Each year, the Dramatics Society at the University of Delhi holds a competition. Each of the various colleges at the university puts on a play written, directed, and performed by students. Although some of the performances are in Hindi–the most widely spoken of the hundreds of Indian languages–most are in English, a language every Indian university student speaks fluently.
My co-teacher, Joanne, and I learned of this play festival–Concoction–last year when we were in India preparing for the class we are now teaching. The minute we heard about it, we knew we wanted to take our students. Arranging a visit was a challenge. We had to find out whom to contact, and we needed special permission to attend, as the plays are not generally open to the public. But we finally figured out the logistics, were granted permission by the dean, and discovered the location through the help of our tour guide. On Tuesday afternoon, we climbed off the bus at Kamala Das College–a division of the university–to be greeted with the usual Indian graciousness.
The play we saw, The Moment at Hand, was funny, well performed, and charming. The writing was surprisingly crisp and fresh, and it frequently sent the audience into peels of laughter. But what I liked most about the play was that it challenged taboos.
India is a conservative culture. Despite call centers and coffee shops, Bollywood movies and American music, sexuality in India still exists in shadows and whispers. Women are expected to be modest and reserved, and to go to their wedding nights virgins. Dating is not unheard of among the upper classes, but no respectable middle class woman goes out alone with a man. Most marriages are still arranged, and many brides and grooms meet each other only once or twice before marriage, and then only with chaperones. Equality among the sexes might be chatted about in some quarters (and written into the constitution), but walk down the streets of most towns and you see a striking absence of women and girls. Many women still live in the traditional seclusion known as purdah, shielded forever from the eyes of the world. Go into a village in India, and you will see women casting their eyes downward when their husbands or fathers-in-law enter the room. Although the most conservative of traditions have crumbled in urban India where women go to universities and work in professions, underneath that veneer of modernity, tradition clings to Indian culture like a vine.
But not on the stage at Kamala Das University. In The Moment at Hand, written by a male student, women asserted themselves, swore, and stood their ground in arguments with men. Menstruation was openly mentioned in mixed company (not unusual in the West, but shocking in India), and, in a blatant violation of mainstream Indian attitudes, homosexuality was discussed without shame or ridicule.

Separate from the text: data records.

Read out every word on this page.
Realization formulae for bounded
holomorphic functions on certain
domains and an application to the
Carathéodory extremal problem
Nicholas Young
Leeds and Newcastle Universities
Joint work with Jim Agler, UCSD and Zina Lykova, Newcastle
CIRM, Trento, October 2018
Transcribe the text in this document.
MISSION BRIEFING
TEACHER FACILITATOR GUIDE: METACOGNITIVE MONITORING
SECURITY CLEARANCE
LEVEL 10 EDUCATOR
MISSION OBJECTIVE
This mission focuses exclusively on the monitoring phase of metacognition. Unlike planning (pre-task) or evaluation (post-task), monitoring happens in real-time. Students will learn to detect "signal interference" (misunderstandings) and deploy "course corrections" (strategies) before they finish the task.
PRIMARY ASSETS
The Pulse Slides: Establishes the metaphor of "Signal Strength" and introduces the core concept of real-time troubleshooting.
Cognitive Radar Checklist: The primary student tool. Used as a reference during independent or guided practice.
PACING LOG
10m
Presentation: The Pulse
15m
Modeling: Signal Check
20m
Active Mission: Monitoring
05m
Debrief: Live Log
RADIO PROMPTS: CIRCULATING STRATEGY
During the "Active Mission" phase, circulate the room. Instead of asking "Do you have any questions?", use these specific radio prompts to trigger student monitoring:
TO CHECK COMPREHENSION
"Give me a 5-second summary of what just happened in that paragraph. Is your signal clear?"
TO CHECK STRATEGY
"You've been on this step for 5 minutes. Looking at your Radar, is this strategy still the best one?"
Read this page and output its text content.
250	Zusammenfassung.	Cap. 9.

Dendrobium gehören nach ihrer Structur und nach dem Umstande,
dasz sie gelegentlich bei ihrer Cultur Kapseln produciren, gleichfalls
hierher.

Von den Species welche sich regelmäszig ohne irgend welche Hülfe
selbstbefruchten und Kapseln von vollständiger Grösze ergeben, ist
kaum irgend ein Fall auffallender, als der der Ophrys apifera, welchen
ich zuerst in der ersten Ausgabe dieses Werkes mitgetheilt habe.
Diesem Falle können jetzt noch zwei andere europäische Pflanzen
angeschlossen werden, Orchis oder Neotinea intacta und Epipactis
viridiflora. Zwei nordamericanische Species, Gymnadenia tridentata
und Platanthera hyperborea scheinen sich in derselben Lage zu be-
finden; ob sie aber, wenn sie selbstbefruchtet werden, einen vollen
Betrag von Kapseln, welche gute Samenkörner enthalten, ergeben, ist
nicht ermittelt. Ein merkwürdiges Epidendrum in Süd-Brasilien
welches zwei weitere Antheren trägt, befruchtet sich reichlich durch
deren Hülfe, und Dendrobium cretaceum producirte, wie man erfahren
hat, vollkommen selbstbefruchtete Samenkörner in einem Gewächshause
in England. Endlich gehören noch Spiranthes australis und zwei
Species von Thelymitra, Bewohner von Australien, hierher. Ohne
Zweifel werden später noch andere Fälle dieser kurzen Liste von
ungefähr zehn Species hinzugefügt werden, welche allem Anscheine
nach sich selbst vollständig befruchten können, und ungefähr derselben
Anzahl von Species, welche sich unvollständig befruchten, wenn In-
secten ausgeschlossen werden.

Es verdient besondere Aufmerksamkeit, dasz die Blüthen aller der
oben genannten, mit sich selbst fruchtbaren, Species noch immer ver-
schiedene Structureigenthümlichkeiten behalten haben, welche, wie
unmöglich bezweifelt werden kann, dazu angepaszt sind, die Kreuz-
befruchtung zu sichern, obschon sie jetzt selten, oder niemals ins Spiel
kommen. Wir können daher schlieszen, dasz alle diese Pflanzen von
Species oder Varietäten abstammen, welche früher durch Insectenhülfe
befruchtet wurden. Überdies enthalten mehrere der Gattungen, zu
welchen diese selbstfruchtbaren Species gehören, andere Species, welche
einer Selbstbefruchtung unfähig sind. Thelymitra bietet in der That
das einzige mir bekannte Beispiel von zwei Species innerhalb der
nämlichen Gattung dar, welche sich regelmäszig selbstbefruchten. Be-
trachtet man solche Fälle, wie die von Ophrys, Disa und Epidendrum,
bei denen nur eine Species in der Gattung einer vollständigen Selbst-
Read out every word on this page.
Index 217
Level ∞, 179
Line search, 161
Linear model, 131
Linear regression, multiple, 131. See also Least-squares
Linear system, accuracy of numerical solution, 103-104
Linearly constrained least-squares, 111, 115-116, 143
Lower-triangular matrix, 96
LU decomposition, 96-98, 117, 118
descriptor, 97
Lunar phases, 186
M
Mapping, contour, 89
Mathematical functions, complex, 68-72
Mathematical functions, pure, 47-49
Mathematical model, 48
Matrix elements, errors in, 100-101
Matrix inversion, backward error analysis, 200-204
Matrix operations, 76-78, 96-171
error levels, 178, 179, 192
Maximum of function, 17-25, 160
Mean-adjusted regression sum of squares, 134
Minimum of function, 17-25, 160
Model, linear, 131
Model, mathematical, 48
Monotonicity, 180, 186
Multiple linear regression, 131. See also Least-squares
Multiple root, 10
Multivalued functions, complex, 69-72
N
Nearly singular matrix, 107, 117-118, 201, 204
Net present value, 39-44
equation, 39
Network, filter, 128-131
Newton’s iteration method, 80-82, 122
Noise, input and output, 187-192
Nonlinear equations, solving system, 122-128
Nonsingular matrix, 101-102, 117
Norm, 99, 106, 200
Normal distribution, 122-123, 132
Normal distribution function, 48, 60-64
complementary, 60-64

I loved seeing these Indian students challenging the assumptions of their culture, not because I think tradition is a bad thing in and of itself, and certainly not because I think India should adopt Western values (actually, the thought makes me shudder). I loved it because I believe that, to keep tradition–any tradition–from hardening into oppression, to keep it from becoming a servant to the powerful and privileged, it has to be challenged, strongly and relentlessly. What keeps societies alive is a tension–an in-your-face refusal to accept the status quo pushing against the long, sticky fingers of the past.
The play didn’t show a “better” way of life from that of tradtional India, just a different one. The characters–male and female–smoked, drank, lied, played games with each other’s feelings, and were often shallow and immature. Those are hardly admirable qualities. But the point of the play wasn’t to depict something preferable to traditional India. It was, at least in part, to shock the audience, to challenge their assumptions, to turn the old way on its head and provide a counterbalance to the weight of conservative values.
Some things are vastly different from culture to culture and era to era. And some things are simply the same. Whether they’re in New Delhi or Paris, Addis Ababa or Berkeley, college students are a force for change. They are ready to slap tradition around, to push new ideas forward, to force the world to take notice. To say, as my generation did, the times, they are a-changin’. Youth movements aren’t always right, but they are always important. It’s one of the things I love about being a professor–my students’ willingness to challenge everything. And it’s one of the things I loved seeing about this other group of university students, in another country on the opposite side of the globe.